Segundo o Ministério Público, os procuradores da República Rodrigo Fraga Leandro de Figueiredo e Anamara Osório Silva são os responsáveis pela condução do procedimento investigatório criminal.

Na quarta-feira, o Banco Central (BC) havia comunicado ao Ministério Público Federal que havia indícios de crime no caso da instituição.

O diretor de Fiscalização da autoridade monetária, Alvir Hoffman, havia afirmado que “tudo indica que a investigação vai redundar em algo para o Ministério Público”, em referência à Lei do Colarinho Branco. Até então, as investigações estavam na esfera administrativa.

Fraude contábil

O Grupo Silvio Santos, o acionista principal do PanAmericano, anunciou que deve colocar R$ 2,5 bilhões no banco para cobrir um prejuízo causado por uma fraude contábil. Em seu comunicado oficial, a diretoria do banco menciona “inconsistências contábeis”.
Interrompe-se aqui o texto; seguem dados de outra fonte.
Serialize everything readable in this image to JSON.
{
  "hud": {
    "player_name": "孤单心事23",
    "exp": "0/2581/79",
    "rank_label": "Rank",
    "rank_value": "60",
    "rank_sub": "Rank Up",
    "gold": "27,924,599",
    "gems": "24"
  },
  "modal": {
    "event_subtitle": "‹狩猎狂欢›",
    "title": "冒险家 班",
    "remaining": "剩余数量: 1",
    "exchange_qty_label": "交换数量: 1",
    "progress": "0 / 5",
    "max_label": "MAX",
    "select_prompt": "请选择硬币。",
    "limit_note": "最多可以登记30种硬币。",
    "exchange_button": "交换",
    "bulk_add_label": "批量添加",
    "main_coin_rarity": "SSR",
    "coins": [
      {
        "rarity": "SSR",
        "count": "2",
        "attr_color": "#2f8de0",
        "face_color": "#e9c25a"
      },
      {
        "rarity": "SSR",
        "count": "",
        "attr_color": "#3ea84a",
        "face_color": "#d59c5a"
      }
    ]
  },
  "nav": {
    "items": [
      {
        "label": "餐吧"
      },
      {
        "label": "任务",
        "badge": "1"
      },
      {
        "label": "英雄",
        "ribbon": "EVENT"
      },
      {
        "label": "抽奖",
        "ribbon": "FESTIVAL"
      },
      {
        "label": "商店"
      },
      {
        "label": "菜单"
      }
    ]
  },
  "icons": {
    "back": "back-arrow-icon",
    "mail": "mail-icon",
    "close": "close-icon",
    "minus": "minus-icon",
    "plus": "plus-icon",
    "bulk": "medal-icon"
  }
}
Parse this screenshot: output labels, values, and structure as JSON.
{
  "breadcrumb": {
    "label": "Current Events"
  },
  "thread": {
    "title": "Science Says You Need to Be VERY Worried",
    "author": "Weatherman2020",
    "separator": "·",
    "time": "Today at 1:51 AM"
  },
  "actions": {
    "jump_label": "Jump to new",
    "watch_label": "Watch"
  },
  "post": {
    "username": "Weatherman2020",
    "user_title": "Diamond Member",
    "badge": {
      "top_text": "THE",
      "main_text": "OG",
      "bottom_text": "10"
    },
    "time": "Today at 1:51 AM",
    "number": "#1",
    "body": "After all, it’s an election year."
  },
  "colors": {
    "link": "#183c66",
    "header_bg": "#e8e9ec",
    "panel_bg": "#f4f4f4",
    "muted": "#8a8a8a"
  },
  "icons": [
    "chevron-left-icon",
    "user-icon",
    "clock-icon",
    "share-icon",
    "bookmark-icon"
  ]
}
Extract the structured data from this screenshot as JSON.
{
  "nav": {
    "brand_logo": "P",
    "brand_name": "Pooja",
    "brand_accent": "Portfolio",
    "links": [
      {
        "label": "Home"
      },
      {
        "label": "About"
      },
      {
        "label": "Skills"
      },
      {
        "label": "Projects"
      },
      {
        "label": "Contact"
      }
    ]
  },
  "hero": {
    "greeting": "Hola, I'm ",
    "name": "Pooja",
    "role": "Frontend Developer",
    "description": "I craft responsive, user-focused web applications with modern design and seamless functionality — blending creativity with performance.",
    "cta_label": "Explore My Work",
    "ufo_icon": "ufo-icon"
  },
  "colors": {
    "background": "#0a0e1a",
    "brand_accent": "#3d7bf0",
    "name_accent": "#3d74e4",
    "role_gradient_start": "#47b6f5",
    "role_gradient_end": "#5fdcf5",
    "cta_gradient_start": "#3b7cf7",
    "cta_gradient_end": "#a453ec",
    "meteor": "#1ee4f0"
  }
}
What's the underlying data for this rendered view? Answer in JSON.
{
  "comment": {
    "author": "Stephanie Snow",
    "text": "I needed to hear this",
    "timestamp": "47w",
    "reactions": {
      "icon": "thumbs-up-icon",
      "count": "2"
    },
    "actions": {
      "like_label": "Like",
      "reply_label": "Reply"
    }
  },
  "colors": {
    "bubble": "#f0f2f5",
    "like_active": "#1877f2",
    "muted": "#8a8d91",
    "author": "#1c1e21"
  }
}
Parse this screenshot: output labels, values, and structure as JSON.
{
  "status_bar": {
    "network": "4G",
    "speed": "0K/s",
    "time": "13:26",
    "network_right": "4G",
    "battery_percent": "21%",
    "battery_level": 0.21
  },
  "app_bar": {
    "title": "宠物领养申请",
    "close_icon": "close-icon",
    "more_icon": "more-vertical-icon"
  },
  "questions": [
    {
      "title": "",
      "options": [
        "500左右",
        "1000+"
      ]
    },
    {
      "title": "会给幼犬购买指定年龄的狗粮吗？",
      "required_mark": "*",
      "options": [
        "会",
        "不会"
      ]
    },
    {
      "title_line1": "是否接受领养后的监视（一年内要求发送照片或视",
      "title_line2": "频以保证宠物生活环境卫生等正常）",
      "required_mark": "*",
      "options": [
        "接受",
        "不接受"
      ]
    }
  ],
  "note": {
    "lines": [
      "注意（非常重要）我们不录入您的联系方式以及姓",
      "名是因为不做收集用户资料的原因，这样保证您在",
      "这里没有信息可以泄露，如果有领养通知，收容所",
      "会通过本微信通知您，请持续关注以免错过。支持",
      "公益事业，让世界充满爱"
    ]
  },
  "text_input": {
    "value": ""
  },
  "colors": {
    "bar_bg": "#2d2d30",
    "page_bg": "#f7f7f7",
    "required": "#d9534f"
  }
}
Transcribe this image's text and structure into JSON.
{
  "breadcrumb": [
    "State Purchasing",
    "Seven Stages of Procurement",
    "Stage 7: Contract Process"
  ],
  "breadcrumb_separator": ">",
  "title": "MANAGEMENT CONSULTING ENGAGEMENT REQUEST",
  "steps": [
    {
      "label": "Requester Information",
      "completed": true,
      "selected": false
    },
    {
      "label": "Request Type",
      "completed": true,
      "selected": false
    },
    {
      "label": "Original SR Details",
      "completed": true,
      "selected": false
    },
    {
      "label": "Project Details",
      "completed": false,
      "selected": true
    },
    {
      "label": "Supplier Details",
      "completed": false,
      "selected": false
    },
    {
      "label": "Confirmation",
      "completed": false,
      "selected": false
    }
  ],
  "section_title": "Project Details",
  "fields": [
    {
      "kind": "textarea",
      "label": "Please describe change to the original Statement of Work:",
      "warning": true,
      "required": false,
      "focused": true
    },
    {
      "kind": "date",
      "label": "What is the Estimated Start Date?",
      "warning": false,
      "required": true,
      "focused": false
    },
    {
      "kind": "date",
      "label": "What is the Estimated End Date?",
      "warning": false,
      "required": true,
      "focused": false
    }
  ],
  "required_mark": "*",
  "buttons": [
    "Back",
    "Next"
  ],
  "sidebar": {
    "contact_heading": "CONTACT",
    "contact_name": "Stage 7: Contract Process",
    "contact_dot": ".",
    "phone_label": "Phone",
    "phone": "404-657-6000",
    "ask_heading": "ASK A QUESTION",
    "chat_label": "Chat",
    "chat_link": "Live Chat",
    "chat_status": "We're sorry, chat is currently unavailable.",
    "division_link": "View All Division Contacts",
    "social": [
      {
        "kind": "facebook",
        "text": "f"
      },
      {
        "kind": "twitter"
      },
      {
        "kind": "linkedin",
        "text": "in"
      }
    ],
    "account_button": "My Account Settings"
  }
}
O BC descobriu que o Panamericano vendeu carteiras de crédito para outras instituições financeiras, mas continuou contabilizando esses recursos como parte do seu patrimônio. O problema foi detectado há poucos meses e houve uma negociação para evitar a quebra da instituição, já que o rombo era bilionário.

A quebra só foi evitada após o Grupo Silvio Santos assumir integralmente a responsabilidade pelo problema e oferecer os seus bens para conseguir um empréstimo nesse valor junto ao Fundo Garantidor de Créditos.

Como o fundo é uma entidade privada, não houve utilização de recursos públicos. Além disso, a Caixa Econômica Federal, que também faz parte do bloco de controle, não terá de arcar com a perda prevista.